When you say that Spain (and here I take it you mean the revolution) "was sacrificed" for the sake of the Popular Front, do you believe that the revolution would have been successful had the Communists not intervened? I think the more likely outcome would have been the different left factions would have been at cross-purposes (not that much of a counter-factual since that was happening anyway) and the Republican forces more easily crushed -- hence, revolutionary failure. If that is true, the efforts to consolidate the state look more like a terrible necessity for defense and not an effort of Stalin to aggrandize his position no matter what the cost to others. (In any event, I don't think Russia's activity wrt Spain in this period could be interpreted as an effort to appease European capitalist powers who, after all, were squarely in favor of non-intervention.)

These are not the same thing.

I think (I think?) the point that was being made was that both were necessary compromises of ideological principle for the purpose of survival.

Never heard that before, do you have a cite?

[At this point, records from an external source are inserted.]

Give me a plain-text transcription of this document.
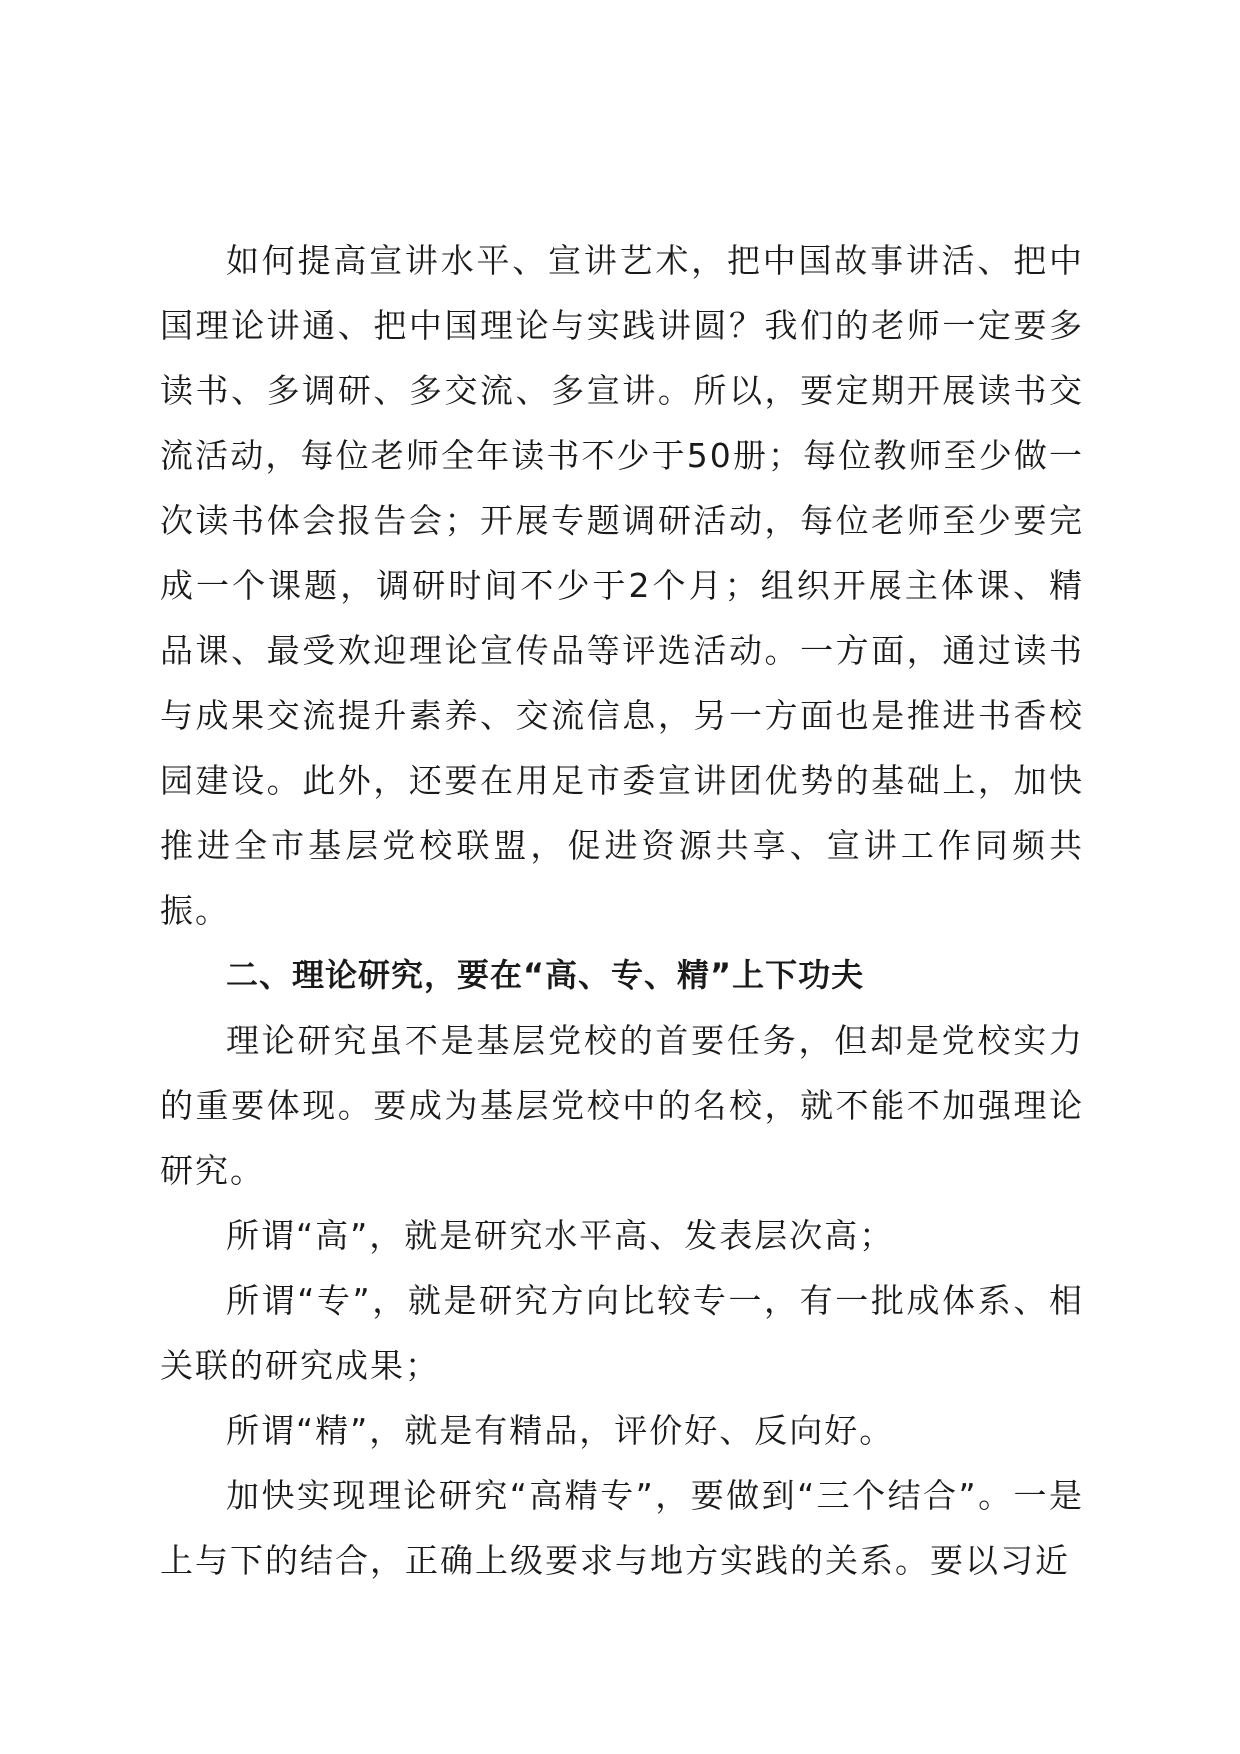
如何提高宣讲水平、宣讲艺术，把中国故事讲活、把中国理论讲通、把中国理论与实践讲圆？我们的老师一定要多读书、多调研、多交流、多宣讲。所以，要定期开展读书交流活动，每位老师全年读书不少于50册；每位教师至少做一次读书体会报告会；开展专题调研活动，每位老师至少要完成一个课题，调研时间不少于2个月；组织开展主体课、精品课、最受欢迎理论宣传品等评选活动。一方面，通过读书与成果交流提升素养、交流信息，另一方面也是推进书香校园建设。此外，还要在用足市委宣讲团优势的基础上，加快推进全市基层党校联盟，促进资源共享、宣讲工作同频共振。

二、理论研究，要在“高、专、精”上下功夫

理论研究虽不是基层党校的首要任务，但却是党校实力的重要体现。要成为基层党校中的名校，就不能不加强理论研究。

所谓“高”，就是研究水平高、发表层次高；

所谓“专”，就是研究方向比较专一，有一批成体系、相关联的研究成果；

所谓“精”，就是有精品，评价好、反向好。

加快实现理论研究“高精专”，要做到“三个结合”。一是上与下的结合，正确上级要求与地方实践的关系。要以习近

See: Arcos, Amtorg (there are probably equivalents in other countries as well). There were also a bunch of Americans working in the USSR during industrialization (for instance, the elder Koch's exploits have been in the news lately; John Scott's account is also interesting) as the USSR largely lacked the requisite technical expertise.
posted by Noisy Pink Bubbles at 7:12 PM on May 23, 2016 [1 favorite]


When you say that Spain (and here I take it you mean the revolution) "was sacrificed" for the sake of the Popular Front, do you believe that the revolution would have been successful had the Communists not intervened? I think the more likely outcome would have been the different left factions would have been at cross-purposes


Well, the Popular Front was a relatively functional government before the coup that was instigated by radical right-wing and pro-clerical elements, primarily within the colonial military structure.

What is meant by "revolution" in this sense is unclear, as the Popular Front contained revolutionary elements, but did not have a revolutionary mandate, while the Falangist/Royalist/Clericalist/Latifundist coalition that made up the Nationalist forces portrayed itself as anti-revolutionary but engaged in the overthrow of a democratically-elected government. I think there might be some confusion of terminology, here.

If anything, the Popular Front was sacrificed for revolution in some larger, international sense, but even that is a bit of a stretch. More realistically, the Popular Front was sacrificed so that the Soviet Union (of which Stalin was, at this point, in many ways the embodiment) could consolidate its position on the world stage.
posted by TheWhiteSkull at 8:45 PM on May 23, 2016 [1 favorite]


When you say that Spain (and here I take it you mean the revolution) "was sacrificed" for the sake of the Popular Front, do you believe that the revolution would have been successful had the Communists not intervened? I think the more likely outcome would have been the different left factions would have been at cross-purposes (not that much of a counter-factual since that was happening anyway) and the Republican forces more easily crushed -- hence, revolutionary failure. If that is true, the efforts to consolidate the state look more like a terrible necessity for defense and not an effort of Stalin to aggrandize his position no matter what the cost to others.

It's less the consolidation that people object to about Stalin's policy in Spain and more the jailing and murdering of leftists who wouldn't toe the Soviet line.


(In any event, I don't think Russia's activity wrt Spain in this period could be interpreted as an effort to appease European capitalist powers who, after all, were squarely in favor of non-intervention.)

His appeasement was not in intervening against the fascists- it was ensuring the incipient revolution in Spain was strangled in its crib.